Spot prices at the Waha hub fell to minus $3.38 per million British thermal units (MMBtu) for April 3 from minus 2 cents for April 2, according to data from the Intercontinental Exchange (ICE). That easily beat the prior all-time next-day low of minus $1.99 for March 29.

Prices have been negative in the real-time or next-day market since March 22, meaning drillers have had to pay those with pipeline capacity to take the gas.

The negative prices started soon after El Paso Natural Gas Pipeline declared a force majeure on March 18 because of equipment problems at its Lordsburg and Florida compressor stations in New Mexico, which cut the amount of gas that could flow west from the Permian.

Waha prices, however, have remained negative even after El Paso, a unit of Kinder Morgan Inc. (NYSE: KMI), returned the Florida compressor by March 31. El Paso expects to return the Lordsburg compressor on April 5.

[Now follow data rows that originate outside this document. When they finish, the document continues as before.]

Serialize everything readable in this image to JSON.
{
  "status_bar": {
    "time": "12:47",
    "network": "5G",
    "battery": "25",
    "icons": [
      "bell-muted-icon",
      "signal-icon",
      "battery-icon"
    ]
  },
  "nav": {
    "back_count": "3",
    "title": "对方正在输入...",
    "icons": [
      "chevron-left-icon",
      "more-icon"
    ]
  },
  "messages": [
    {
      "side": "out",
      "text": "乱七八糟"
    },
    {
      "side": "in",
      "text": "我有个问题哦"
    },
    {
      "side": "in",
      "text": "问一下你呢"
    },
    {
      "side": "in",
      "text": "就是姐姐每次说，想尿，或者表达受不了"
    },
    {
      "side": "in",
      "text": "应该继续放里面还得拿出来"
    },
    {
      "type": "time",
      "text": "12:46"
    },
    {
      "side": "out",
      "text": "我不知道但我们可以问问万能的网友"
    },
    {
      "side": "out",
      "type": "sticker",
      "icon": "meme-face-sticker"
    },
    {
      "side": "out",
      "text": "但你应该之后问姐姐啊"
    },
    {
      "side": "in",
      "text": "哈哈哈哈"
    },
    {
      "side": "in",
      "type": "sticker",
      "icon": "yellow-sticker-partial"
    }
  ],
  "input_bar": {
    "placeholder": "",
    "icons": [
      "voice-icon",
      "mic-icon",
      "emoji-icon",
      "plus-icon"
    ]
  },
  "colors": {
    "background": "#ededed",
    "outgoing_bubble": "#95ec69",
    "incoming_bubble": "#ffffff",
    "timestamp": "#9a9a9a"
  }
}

The Permian is the biggest U.S. oil-producing shale basin and since much of that oil comes out of the ground with gas, it is also the nation’s second-biggest shale gas producing region, behind Appalachia in Pennsylvania, West Virginia and Ohio.

With production of both oil and gas more than doubling to record highs over the past five years, pipeline infrastructure in the Permian has not been able to keep up with rapid output growth.

That caused the basin’s existing oil and gas pipes to become constrained and forced some producers to burn or flare off some of the gas associated with oil production.

Those gas constraints have trapped gas in the Permian and depressed Waha prices, boosting the discount Waha trades at to the U.S. Henry Hub benchmark in Louisiana to a record high.

That spread reached $6.14/mmBtu for April 6, which topped the prior all-time high of $5.85 in February 1996, according to ICE and Refinitiv Eikon data.

That compares with an average discount of $1.06 in 2018 and a five-year (2014-2018) average of 34 cents.

Several new pipelines—such as Kinder Morgan’s Gulf Coast Express and Permian Highway—are in the works to move more gas out of the Permian, but drillers will have to wait until late 2019 and beyond for those projects to enter service.